Consider the rational function:
f\left(x\right)=\dfrac{1}{x}
The inverse of f\left(x\right) is itself. Therefore the domain and range of f\left(x\right) are the same and they are both:
\left(-\infty, 0\right)\cup \left(0,\infty\right)
It is now possible to find the range of a rational function using its inverse.
Let's find the range of the following function:
y=\dfrac{1}{x-1}
The range of a rational function is the domain of its inverse. Let's first find the inverse function.
To find the inverse we solve the following equation for y :
x=\dfrac{1}{y-1}\\\left(y-1\right)x=1\\y-1=\dfrac{1}{x}\\y=\dfrac{1}{x}+1\\y=\dfrac{1+x}{x}
The domain of this rational function is all real numbers except 0.
Therefore the range of the function y=\dfrac{1}{x-1} is all real numbers except 0.
Properties and graphic representation
Suppose f\left(x\right) is a function which has the inverse f^{-1}\left(x\right). Then the graph of f^{-1}\left(x\right) is obtained by reflecting the graph of f\left(x\right) across the line y=x.
In the following example, the graph of a function f\left(x\right) is given in blue and the graph of f^{-1}\left(x\right) is given in red.
Consider the following rational function:
f\left(x\right)=\dfrac{1}{x-1}
The inverse function of f\left(x\right) is the following function:
f^{-1}\left(x\right)=\dfrac{1+x}{x}
In the following image the graph of f\left(x\right) is in blue and the graph of f^{-1}\left(x\right) is given in red.
Rational equations
Rational equation
A rational equation is any equation of the following form:
\dfrac{f\left(x\right)}{g\left(x\right)}=0
f\left(x\right) and g\left(x\right) being polynomial functions.
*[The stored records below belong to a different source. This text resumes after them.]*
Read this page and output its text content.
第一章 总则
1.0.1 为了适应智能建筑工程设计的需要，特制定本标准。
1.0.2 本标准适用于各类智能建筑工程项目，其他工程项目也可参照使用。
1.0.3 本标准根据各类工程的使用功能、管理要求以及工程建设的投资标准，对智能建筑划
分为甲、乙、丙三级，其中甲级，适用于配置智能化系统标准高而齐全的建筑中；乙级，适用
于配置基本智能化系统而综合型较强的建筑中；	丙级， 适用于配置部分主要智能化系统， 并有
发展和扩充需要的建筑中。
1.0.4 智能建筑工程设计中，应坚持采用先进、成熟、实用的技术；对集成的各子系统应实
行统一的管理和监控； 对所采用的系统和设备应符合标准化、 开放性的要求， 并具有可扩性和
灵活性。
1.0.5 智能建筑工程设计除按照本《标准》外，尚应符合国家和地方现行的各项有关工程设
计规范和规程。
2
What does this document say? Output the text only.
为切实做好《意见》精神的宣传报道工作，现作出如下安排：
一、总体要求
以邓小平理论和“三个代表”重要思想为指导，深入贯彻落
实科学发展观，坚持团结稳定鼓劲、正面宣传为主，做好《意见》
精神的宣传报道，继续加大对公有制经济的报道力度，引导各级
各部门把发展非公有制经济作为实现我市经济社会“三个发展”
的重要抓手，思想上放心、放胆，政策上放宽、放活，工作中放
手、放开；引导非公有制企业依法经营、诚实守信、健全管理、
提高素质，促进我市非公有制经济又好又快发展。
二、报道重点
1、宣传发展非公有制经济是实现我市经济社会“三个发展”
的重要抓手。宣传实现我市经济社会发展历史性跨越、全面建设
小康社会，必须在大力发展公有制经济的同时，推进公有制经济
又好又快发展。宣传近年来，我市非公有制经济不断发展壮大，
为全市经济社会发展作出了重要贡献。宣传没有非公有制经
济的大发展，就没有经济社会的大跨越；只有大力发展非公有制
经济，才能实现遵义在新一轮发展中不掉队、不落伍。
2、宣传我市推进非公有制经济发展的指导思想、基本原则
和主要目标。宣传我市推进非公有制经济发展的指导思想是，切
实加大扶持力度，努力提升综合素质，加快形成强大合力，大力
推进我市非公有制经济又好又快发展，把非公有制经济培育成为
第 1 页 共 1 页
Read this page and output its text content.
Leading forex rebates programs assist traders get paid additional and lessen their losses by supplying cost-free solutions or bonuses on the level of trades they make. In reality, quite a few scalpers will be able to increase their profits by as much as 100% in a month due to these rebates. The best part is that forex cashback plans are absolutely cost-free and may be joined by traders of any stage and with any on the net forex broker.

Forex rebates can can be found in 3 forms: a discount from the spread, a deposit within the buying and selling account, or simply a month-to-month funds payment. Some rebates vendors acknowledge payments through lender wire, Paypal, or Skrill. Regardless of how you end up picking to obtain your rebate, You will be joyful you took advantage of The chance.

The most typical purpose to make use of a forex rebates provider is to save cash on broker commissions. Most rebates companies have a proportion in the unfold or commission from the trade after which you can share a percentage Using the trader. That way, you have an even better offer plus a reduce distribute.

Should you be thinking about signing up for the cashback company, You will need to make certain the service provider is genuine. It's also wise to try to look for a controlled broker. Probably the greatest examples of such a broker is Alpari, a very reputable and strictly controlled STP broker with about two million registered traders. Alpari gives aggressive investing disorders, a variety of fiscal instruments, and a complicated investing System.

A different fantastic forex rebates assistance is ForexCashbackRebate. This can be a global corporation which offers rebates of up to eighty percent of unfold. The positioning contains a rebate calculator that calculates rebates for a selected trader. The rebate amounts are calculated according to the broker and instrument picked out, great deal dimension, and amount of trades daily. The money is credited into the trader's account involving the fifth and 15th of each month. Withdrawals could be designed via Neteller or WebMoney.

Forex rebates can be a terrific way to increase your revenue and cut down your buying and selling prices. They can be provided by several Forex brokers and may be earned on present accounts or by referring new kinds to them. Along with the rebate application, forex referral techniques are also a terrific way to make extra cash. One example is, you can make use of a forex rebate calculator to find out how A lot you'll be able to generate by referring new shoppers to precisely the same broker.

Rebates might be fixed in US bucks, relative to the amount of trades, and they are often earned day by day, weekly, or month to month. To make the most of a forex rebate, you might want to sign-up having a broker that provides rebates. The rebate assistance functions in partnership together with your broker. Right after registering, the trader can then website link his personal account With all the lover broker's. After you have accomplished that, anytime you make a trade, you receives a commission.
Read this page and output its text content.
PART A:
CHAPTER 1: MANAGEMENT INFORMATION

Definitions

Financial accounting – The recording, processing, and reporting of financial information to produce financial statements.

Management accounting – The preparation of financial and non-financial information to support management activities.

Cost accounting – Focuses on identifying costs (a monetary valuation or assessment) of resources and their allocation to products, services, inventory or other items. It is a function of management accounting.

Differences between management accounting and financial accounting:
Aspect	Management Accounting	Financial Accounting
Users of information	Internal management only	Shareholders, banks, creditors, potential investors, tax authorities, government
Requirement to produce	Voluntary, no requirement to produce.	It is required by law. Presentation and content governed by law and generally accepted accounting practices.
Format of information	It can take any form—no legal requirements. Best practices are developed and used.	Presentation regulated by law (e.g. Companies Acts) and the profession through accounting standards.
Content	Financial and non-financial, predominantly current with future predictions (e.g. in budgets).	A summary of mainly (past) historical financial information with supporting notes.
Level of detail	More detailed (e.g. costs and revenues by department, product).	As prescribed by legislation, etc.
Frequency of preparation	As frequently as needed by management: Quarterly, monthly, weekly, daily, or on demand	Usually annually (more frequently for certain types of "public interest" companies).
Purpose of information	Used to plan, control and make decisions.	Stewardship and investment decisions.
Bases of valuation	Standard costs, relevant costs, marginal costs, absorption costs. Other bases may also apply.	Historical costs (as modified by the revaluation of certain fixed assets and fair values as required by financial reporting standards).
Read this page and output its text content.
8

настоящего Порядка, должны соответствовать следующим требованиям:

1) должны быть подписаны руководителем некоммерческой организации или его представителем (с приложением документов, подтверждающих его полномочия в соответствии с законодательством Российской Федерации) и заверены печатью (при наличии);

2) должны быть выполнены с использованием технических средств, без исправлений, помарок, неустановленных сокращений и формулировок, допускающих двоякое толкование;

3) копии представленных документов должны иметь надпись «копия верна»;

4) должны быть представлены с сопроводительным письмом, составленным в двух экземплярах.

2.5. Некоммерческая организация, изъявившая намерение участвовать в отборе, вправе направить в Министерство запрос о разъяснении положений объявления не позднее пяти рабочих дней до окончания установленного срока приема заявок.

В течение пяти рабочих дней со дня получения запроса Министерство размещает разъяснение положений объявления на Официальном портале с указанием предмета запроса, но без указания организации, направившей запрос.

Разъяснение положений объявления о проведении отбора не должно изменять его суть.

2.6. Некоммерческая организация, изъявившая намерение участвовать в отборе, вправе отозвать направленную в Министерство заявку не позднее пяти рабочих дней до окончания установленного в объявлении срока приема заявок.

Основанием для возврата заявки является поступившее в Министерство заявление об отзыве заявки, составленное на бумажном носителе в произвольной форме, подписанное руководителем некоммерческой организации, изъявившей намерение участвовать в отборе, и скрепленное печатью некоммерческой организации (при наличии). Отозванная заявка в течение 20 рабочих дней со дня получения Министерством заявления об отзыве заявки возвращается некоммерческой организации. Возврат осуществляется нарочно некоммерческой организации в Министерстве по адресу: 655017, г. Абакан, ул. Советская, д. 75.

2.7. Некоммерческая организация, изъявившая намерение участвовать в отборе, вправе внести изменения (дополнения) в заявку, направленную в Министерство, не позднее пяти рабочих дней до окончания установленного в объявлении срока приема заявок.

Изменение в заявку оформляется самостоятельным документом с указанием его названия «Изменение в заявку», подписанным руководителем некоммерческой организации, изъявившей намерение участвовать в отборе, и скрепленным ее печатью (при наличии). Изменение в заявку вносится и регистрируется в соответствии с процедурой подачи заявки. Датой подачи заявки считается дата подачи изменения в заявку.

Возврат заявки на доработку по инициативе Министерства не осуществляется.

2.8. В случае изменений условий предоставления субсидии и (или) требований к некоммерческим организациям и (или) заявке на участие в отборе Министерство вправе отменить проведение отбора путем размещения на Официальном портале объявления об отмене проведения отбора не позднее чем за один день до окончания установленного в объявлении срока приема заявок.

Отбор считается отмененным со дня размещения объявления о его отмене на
The following is a rational equation:
\dfrac{x}{x-1}=0
The following is a rational equation:
\dfrac{x^2-2x+1}{x^{17}+11}=0
If \dfrac{a}{b} is a rational number then \dfrac{a}{b}=0 if and only if a=0.
This principal allows us to solve rational equations. Suppose q\left(x\right)=\dfrac{f\left(x\right)}{g\left(x\right)} is a rational function and f\left(x\right) and g\left(x\right) are polynomial functions. Then a real number a is a solution to the rational equation q\left(x\right)=0 if and only if the following two conditions hold:
- f\left(a\right)=0
- g\left(a\right)\not= 0
Consider the following rational equation:
\dfrac{x}{x+1}=0
The numerator is 0 if and only if x=0.
Observe that the denominator of the rational function evaluated at 0 is not 0.
Therefore there is one solution to the rational equation:
x=0
Consider the following equation:
\dfrac{x-1}{x+2}=\dfrac{x-1}{x+1}
The equation is solved as follows:
\dfrac{x-1}{x+2}=\dfrac{x-1}{x+1}\\\dfrac{x-1}{x+2}-\dfrac{x-1}{x+1}=0\\\dfrac{\left(x-1\right)\left(x+1\right)-\left(x-1\right)\left(x+2\right)}{\left(x+2\right)\left(x-1\right)}=0\\\dfrac{x^2-1-\left(x^2+x-2\right)}{\left(x+2\right)\left(x-1\right)}=0\\\dfrac{1-x}{\left(x+2\right)\left(x-1\right)}=0
The only possible solution to the rational equation is x=1 since 1 is the only real number which makes the numerator 0.
However, the number 1 also makes the denominator of the rational function 0 and so we cannot include it as part of our solutions.
Therefore there are no solutions to the original equation.